DJIA Suffers Worst May Performance in 70 Years News out of Spain helped propel U.S. stocks higher on Thursday, as traders cheered the government's approval of new austerity measures. However, the jubilation was short-lived -- bright and early this morning, Fitch Ratings slashed Spain's long-term foreign and local currency issuer default ratings to "AA+" from "AAA." In a note accompanying the downgrade, Fitch pointed to "Spain's unemployment rate, the legacy of its construction boom, and its high level of indebtedness" as near-term concerns, and also cited "the risk that economic growth will fall short of the government's projections." With this negative note effectively negating any newfound confidence in the euro zone's economy, stocks finished the month of May with a resounding thud. Meanwhile, on the home front, disappointing reports on consumer spending and Chicago-area business activity only served to exacerbate the bleak mood. In fact, the Dow Jones Industrial Average tumbled 7.9% for the month, marking its worst May performance since 1940.
By the close, the Dow Jones Industrial Average (DJIA – 10,136.63) was sitting on a deficit of 122.4 points, or 1.2%. Only three of the Dow's 30 components muscled higher today: Coca-Cola (KO), Merck (MRK), and Procter & Gamble (PG). Meanwhile, Walt Disney (DIS) and Bank of America (BAC) paced the 27 decliners.
The S&P 500 Index (SPX – 1,089.41) didn't fare much better, ending the day on a dip of 13.7 points, or 1.2%. The SPX quickly surrendered its footing above its 10-day moving average, and mimicked the Dow by breaching its 10-month trendline for the first time since May 2009.
Finally, the Nasdaq Composite (COMP – 2,257.04) outperformed both its peers.
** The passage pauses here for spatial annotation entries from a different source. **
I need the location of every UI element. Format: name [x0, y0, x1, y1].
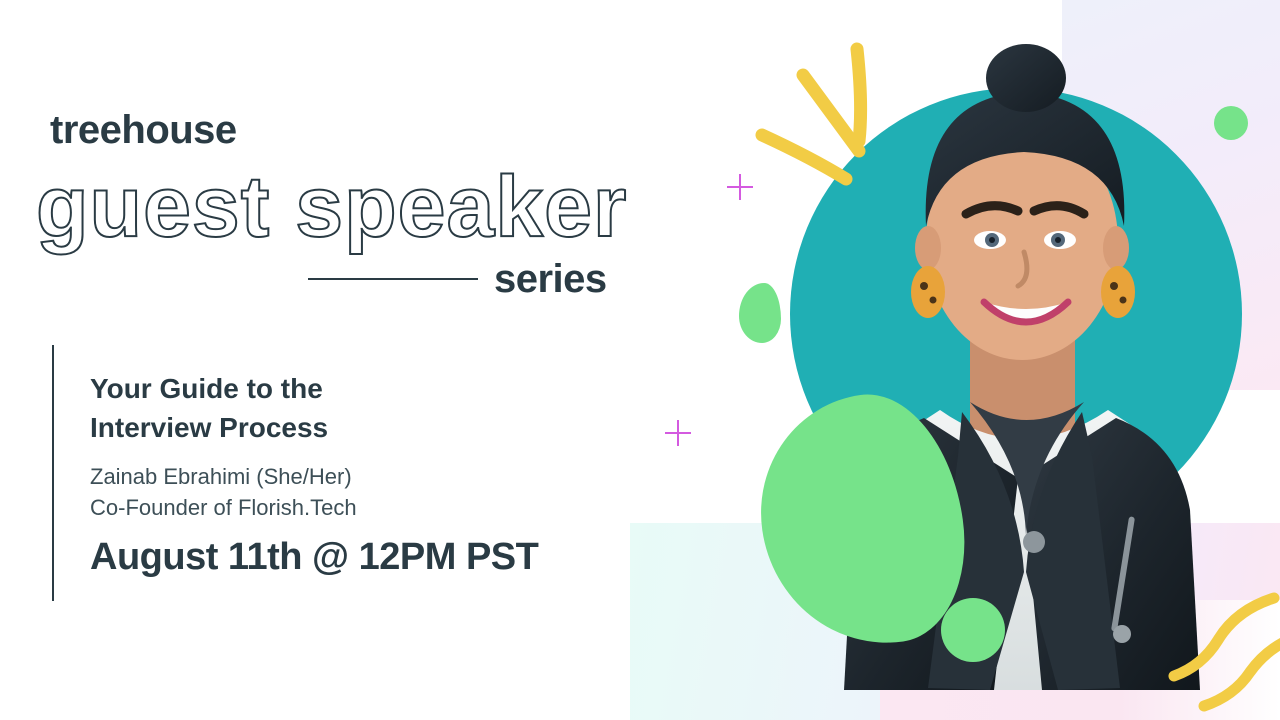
plus-mark-icon-1: [727, 174, 753, 200]
vertical-divider-rule: [52, 345, 54, 601]
brand-wordmark: treehouse: [50, 108, 237, 153]
sunburst-rays-icon: [740, 35, 900, 205]
green-blob-small: [739, 283, 781, 343]
green-dot-large: [941, 598, 1005, 662]
event-title: Your Guide to the Interview Process: [90, 370, 560, 447]
green-dot-small: [1214, 106, 1248, 140]
speaker-info: Zainab Ebrahimi (She/Her) Co-Founder of …: [90, 461, 560, 523]
series-row: series: [308, 254, 628, 304]
speaker-name: Zainab Ebrahimi (She/Her): [90, 461, 560, 492]
headline-outline: guest speaker: [36, 158, 627, 257]
plus-mark-icon-2: [665, 420, 691, 446]
event-datetime: August 11th @ 12PM PST: [90, 536, 650, 579]
speaker-role: Co-Founder of Florish.Tech: [90, 492, 560, 523]
event-title-line-2: Interview Process: [90, 409, 560, 448]
series-label: series: [494, 257, 607, 302]
event-title-line-1: Your Guide to the: [90, 370, 560, 409]
promo-slide: treehouse guest speaker series Your Guid…: [0, 0, 1280, 720]
wavy-lines-icon: [1160, 580, 1280, 720]
series-divider-rule: [308, 278, 478, 280]
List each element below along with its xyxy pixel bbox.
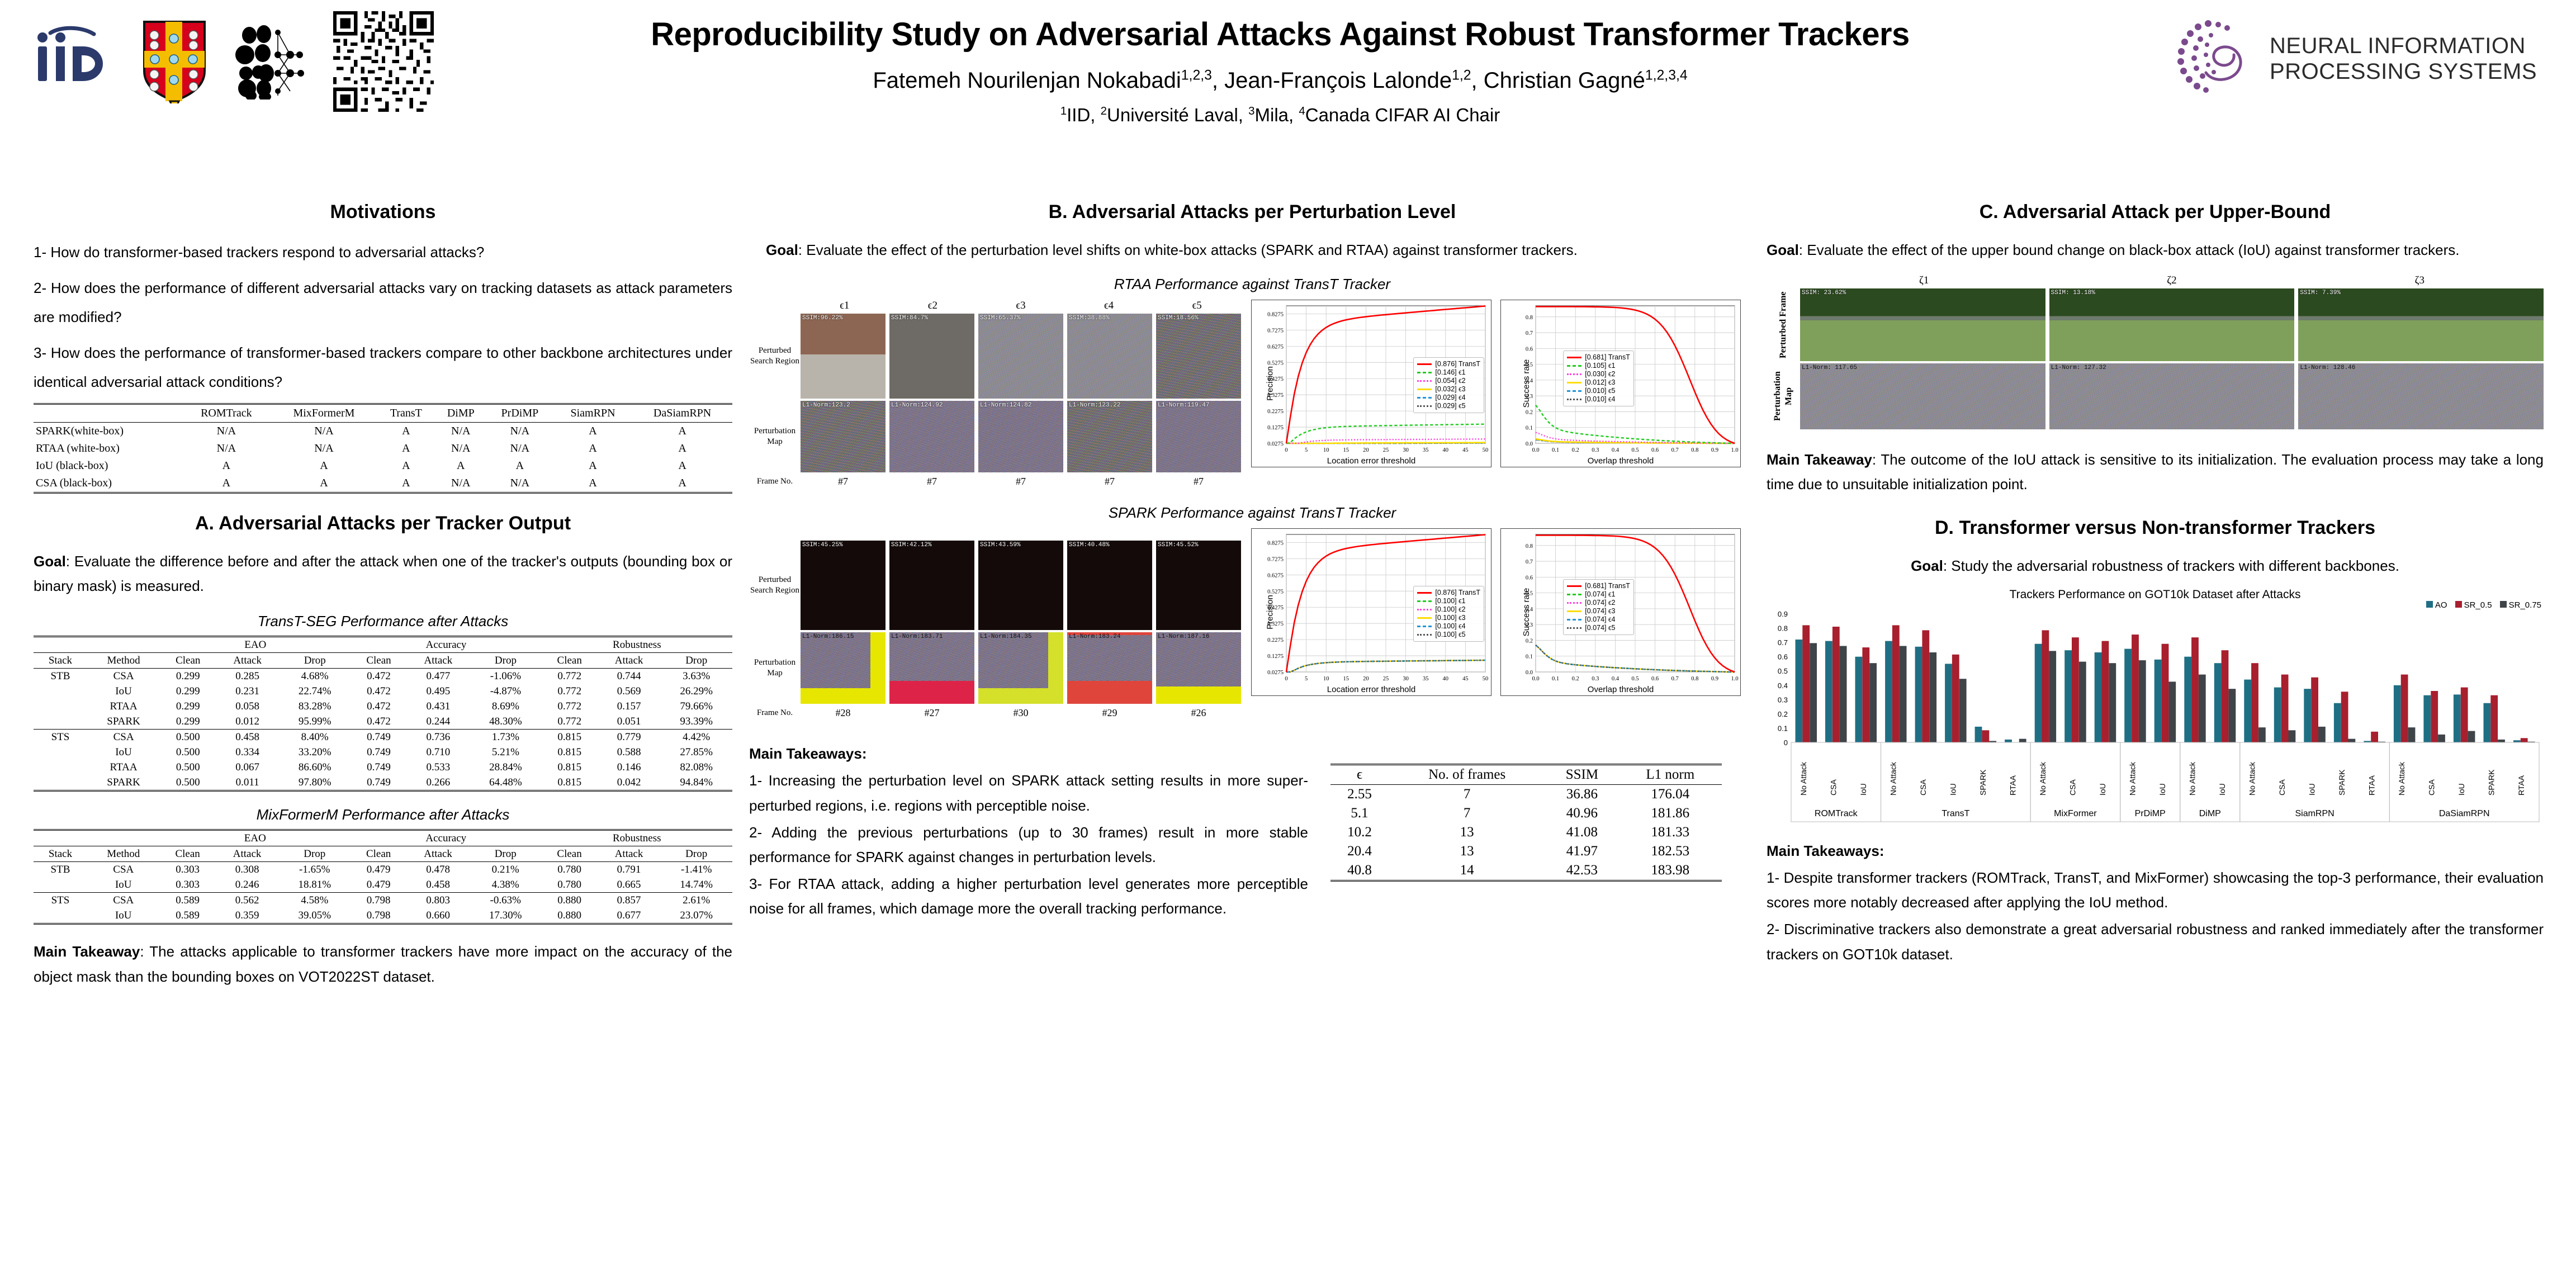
perturbed-search-region-thumb: SSIM:38.88% xyxy=(1067,314,1152,399)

The tech-rich index shed 20.6 points today, or 0.9%, but it's still positioned above both its 10-day and 10-month moving averages.
The Dow shed just 0.6% for the week, but couldn't erase its monthly loss of nearly 8%. Following weeks of turbulent trading, the Dow suffered a monthly finish below its 10-month moving average for the first time since June 2009.
The SPX gained 0.2% for the week, but gave up 8.2% for the month.
The COMP wrapped up the week on a gain of 1.3%, but swallowed a monthly drop of 8.3%.
Crude futures fell in sympathy with stocks today, as Fitch's downgrade of Spain put a damper on Wall Street's appetite for risk. As traders fled stocks and oil in favor of safe-haven investments, crude quickly erased its early gains.
However, July-dated crude wrapped up the session on a relatively modest loss of 58 cents, or 0.8%, at $73.97 per barrel.
The front-month contract added 5.6% for the week, but persistent macroeconomic concerns helped push black gold to its steepest monthly drop since December 2008, ending the month of May on a deficit of 14.1%.